LA QUESTIONE GIOVANILE. In aumento il tasso di attività dei giovani (15-29 anni), nonostante rappresentino meno del 7% degli attivi, laddove i “maturi” (over 55) sono ormai più del 12%. Non si arresta il fenomeno dei Neet (“not in employment, education or training”): la quota di ragazzi che non hanno un’occupazione e al tempo stesso non sono a scuola o in formazione si attesta al 23,9% della popolazione giovanile, con punte di 35% nelle regioni del Mezzogiorno. Più attivi sul mercato, ma più disoccupati o sottoinquadrati rispetto ai livelli di istruzione conseguiti, i giovani confermano ancora una volta il vuoto che esiste tra i risultati del sistema formativo e la domanda di lavoro ed il progressivo incremento del fenomeno dell’over-education. I giovani sono inoltre più frequentemente working poor, lavoratori a basso salario, che accettano condizioni lavorative, che li espongono al rischio di indigenza, pur di entrare nel circuito produttivo. Peraltro, la maggiore disponibilità a prestazioni saltuarie e non inquadrate ha determinato la crescita del lavoro nero in tutto il Paese.

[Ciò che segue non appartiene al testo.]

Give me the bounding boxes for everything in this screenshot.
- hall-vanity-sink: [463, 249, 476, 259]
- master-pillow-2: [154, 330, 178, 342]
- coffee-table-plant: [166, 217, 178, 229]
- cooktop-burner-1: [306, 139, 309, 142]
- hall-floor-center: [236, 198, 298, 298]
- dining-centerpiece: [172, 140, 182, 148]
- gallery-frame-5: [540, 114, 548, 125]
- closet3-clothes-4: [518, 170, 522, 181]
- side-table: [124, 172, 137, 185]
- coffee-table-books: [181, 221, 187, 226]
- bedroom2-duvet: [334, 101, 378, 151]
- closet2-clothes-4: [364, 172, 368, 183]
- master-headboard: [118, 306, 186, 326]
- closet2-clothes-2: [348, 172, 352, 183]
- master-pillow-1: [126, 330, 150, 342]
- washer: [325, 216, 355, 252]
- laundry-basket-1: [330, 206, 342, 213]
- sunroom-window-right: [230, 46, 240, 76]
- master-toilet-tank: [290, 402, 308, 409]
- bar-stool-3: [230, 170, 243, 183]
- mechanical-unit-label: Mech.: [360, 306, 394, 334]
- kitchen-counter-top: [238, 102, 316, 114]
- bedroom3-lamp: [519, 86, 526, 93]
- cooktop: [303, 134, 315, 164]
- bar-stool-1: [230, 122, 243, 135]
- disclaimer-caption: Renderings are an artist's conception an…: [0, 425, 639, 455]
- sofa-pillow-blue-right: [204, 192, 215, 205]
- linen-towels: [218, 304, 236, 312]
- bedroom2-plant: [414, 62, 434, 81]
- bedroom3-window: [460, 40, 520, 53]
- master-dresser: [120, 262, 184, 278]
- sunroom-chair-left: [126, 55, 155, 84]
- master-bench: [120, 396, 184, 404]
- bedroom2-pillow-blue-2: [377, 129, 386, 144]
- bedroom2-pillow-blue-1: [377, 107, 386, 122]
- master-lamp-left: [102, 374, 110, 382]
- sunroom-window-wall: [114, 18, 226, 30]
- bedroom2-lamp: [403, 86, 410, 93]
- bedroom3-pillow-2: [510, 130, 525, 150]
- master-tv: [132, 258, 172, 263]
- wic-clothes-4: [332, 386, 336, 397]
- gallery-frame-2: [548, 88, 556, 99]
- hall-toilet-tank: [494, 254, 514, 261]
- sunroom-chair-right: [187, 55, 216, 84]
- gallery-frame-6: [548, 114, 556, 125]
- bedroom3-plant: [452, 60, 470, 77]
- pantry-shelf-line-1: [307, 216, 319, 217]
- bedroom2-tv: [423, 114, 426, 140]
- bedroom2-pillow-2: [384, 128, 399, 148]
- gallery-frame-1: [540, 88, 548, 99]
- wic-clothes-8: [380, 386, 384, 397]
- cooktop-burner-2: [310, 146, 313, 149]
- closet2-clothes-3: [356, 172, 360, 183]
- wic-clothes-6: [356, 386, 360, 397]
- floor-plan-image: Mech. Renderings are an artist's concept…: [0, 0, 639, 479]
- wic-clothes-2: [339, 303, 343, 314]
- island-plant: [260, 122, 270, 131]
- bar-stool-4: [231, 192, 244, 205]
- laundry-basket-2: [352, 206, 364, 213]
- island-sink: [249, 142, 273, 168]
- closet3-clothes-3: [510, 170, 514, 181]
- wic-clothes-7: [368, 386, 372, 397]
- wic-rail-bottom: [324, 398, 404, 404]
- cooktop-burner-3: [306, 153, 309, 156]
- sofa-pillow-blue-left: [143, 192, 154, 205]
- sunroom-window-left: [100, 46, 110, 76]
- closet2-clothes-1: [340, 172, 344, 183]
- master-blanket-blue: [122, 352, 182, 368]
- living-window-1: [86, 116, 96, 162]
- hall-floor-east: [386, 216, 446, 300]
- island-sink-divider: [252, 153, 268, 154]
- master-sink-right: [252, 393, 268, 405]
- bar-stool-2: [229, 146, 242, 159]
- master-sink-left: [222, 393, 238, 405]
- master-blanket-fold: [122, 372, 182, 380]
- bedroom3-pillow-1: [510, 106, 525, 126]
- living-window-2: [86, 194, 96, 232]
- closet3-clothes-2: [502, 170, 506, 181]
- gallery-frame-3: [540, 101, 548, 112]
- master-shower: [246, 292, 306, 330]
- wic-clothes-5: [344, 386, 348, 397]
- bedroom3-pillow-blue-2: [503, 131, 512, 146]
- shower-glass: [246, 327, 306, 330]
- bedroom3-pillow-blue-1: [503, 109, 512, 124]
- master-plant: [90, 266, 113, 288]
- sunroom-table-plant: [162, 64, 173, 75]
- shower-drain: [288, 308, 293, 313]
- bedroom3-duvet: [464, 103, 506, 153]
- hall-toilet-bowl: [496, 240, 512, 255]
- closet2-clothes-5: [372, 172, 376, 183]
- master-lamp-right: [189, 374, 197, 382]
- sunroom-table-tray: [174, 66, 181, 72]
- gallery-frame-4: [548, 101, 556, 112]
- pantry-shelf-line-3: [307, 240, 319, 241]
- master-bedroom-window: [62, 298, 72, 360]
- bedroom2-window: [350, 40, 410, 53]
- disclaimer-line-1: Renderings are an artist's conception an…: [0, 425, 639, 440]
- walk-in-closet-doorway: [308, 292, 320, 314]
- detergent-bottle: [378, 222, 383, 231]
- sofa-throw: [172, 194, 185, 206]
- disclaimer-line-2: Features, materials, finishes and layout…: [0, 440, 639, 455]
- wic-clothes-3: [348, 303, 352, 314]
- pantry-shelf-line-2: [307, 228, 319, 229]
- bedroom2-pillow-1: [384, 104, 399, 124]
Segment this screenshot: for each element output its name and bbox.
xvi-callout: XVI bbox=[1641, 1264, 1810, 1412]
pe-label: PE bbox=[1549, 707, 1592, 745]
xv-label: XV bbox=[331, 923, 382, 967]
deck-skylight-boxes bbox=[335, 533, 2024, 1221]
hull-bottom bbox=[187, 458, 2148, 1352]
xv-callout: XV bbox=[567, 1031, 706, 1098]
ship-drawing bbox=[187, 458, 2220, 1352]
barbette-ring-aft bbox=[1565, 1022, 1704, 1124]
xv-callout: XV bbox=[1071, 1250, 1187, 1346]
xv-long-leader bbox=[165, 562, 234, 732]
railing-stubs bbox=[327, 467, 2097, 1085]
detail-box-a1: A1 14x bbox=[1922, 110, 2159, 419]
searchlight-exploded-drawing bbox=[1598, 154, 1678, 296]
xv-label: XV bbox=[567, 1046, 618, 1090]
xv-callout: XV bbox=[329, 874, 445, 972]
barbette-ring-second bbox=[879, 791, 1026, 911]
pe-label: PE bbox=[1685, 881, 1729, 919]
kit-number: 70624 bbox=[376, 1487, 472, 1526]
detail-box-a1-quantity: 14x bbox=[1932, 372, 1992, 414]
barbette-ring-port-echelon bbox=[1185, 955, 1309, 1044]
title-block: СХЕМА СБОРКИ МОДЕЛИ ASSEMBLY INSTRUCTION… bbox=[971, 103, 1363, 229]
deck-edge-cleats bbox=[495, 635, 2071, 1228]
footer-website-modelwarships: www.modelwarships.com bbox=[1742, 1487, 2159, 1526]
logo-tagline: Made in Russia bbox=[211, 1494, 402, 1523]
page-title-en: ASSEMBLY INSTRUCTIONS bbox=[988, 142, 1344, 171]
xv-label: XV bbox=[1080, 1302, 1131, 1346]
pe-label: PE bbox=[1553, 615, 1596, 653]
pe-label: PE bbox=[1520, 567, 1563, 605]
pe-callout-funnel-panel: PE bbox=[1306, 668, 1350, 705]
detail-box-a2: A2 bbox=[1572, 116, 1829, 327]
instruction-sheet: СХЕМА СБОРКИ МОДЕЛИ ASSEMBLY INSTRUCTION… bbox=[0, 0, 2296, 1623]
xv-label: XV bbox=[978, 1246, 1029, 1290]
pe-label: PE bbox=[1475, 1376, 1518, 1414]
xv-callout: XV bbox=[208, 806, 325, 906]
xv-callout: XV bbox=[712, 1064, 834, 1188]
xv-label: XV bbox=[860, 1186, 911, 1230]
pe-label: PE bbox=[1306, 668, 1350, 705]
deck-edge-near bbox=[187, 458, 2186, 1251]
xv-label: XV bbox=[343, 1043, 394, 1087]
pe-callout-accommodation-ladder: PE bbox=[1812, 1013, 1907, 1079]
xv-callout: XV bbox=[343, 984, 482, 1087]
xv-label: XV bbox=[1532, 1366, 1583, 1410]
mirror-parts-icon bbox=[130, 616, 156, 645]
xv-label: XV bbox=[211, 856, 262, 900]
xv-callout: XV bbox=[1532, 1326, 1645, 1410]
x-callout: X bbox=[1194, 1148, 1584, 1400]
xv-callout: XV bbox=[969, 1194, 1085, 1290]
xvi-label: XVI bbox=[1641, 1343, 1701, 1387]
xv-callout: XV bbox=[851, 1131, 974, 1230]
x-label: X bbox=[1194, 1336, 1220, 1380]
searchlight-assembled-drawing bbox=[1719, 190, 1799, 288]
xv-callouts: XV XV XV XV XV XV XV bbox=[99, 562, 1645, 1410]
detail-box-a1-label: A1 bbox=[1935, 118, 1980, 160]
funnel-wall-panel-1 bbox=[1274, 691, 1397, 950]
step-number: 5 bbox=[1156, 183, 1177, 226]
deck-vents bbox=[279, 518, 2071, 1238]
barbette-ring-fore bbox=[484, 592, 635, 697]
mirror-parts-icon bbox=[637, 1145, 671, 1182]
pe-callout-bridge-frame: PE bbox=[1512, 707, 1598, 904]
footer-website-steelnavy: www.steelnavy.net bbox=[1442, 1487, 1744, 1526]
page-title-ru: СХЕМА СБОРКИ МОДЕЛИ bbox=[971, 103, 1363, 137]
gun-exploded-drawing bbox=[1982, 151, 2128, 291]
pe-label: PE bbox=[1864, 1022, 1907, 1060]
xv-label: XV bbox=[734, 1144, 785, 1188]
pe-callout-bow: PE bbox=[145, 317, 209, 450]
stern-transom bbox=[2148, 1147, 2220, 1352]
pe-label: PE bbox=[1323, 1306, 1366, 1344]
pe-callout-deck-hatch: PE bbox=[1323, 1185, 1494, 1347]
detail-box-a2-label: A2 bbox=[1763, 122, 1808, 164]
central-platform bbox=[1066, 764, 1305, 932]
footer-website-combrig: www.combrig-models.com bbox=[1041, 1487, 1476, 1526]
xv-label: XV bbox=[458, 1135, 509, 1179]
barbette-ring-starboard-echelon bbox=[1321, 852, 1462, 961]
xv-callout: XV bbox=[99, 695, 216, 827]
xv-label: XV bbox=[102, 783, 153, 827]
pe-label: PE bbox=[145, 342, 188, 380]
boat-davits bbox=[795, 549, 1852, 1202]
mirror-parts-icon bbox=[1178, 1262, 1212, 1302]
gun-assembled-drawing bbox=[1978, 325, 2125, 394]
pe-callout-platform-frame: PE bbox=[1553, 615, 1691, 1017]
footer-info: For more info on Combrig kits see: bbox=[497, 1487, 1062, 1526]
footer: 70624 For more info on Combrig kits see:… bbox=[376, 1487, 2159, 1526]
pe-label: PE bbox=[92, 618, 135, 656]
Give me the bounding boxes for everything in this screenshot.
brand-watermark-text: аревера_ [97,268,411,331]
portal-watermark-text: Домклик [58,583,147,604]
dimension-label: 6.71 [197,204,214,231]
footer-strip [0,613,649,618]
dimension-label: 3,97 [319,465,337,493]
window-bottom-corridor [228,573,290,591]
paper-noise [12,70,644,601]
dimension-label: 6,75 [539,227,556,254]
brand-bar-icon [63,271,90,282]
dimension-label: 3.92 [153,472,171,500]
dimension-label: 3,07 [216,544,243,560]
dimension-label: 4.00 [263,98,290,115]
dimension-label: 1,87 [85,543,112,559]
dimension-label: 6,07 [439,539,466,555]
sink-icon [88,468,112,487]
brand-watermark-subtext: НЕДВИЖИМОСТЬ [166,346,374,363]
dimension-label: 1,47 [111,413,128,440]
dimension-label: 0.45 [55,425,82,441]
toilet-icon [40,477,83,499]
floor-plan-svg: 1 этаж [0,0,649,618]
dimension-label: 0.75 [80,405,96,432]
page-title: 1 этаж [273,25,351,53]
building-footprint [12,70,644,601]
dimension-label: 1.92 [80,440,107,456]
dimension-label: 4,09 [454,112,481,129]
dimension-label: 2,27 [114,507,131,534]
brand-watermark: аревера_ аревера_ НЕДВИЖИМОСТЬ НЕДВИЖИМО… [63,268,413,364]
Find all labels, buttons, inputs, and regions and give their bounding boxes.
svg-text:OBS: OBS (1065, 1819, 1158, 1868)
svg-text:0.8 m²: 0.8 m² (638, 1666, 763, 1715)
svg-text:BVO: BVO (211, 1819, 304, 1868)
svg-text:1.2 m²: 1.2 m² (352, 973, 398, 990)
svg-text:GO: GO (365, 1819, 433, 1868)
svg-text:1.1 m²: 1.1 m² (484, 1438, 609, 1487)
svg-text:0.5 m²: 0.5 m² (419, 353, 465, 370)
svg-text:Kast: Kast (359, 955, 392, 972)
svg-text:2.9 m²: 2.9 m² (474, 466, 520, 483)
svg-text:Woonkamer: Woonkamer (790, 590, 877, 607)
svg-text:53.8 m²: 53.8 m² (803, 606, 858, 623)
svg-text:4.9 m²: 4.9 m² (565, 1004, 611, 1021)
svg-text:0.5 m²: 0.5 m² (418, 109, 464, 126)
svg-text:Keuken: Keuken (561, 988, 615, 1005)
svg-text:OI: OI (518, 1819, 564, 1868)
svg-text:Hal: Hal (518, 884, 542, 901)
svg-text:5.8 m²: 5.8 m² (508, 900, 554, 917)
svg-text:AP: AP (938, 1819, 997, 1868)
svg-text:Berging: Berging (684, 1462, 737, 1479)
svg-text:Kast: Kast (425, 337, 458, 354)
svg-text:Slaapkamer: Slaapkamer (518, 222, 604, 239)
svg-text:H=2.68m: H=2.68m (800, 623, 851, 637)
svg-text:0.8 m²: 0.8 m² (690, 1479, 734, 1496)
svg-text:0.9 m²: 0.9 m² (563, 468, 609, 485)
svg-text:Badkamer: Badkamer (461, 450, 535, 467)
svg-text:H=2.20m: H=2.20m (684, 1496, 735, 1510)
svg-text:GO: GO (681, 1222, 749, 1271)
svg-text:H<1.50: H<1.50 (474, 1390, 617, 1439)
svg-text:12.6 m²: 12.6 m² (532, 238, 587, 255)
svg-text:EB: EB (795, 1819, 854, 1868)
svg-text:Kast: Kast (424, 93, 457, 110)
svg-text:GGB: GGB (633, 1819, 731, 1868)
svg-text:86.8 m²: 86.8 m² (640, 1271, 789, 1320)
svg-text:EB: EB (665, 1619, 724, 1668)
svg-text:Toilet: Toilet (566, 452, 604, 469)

PRECARIETÀ E MOBILITÀ. L’attuale recessione ha cambiato la morfologia del mercato del lavoro anche dal punto di vista delle caratteristiche contrattuali. Cresce, infatti, il numero dei part-time involontari (lavoratori che non hanno trovato un impiego a tempo pieno pur desiderandolo), ma soprattutto dei precari: quasi 3 milioni di persone, tra dipendenti a tempo determinato e parasubordinati, circa il 12.6% dell’occupazione complessiva. In particolare, il rischio di precarietà per i giovani è aumentato di circa 6 punti percentuali dal 2007. I dati suggeriscono un aumento del numero di italiani che scelgono di andare a lavorare all’estero, a fronte di una simmetrica.diminuzione dei flussi in ingresso di lavoratori immigrati.

DIVARIO TRA NORD E SUD DEL PAESE. Tutto ciò si registra in misura più intensa al Sud Italia, che, avendo maggiormente risentito delle difficoltà della domanda interna, espelle giovani e manodopera senza rimpiazzarla. Anche la crescita della partecipazione al mercato del lavoro è stata più marcata nelle regioni del Mezzogiorno: in buona misura si è però trattato di un passaggio dall’inattività alla disoccupazione, data la debolezza della domanda.

L’incremento della popolazione attiva si è sostanzialmente tradotto in una significativa espansione dell’area della difficoltà occupazionale: se, oltre ai disoccupati, si considerano anche gli inattivi disponibili a lavorare, coloro che non ricercano attivamente e i sottoccupati (cassaintegrati e occupati a tempo parziale involontari) tale area di disagio è aumentata di circa due milioni di persone in un anno. Si tratta di uno spreco di risorse ingente, sostiene il Cnel, di un progressivo impoverimento del capitale umano, che rischia di generare conseguenze sociali allarmanti, soprattutto perché le più colpite sono le nuove generazioni.

L’Italia si trova fra i Paesi dell’area euro che nel corso degli ultimi anni hanno mostrato una buona capacità di resistenza del mercato del lavoro alla crisi: la riduzione delle ore lavorate per occupato, così come la stessa flessione della produttività del lavoro, ha contribuito a contenere l’entità delle perdite occupazionali. Ciononostante, se l’economia italiana non si riporterà su un sentiero di crescita sarà molto difficile, afferma il Cnel, una inversione di tendenza rispetto all’attuale crisi. Nel Rapporto si stima che per riportare il tasso di disoccupazione all’8% entro il 2020, il tasso di crescita del Pil dovrà superare il 2% all’anno negli anni a venire. A rendere più complessa la sfida sono i vincoli della finanza pubblica, che limitano le risorse per le politiche del lavoro (l’Italia è fra i Paesi che meno spendono per le politiche attive), e l’eccessivo carico fiscale che grava sul lavoro e sull’impresa.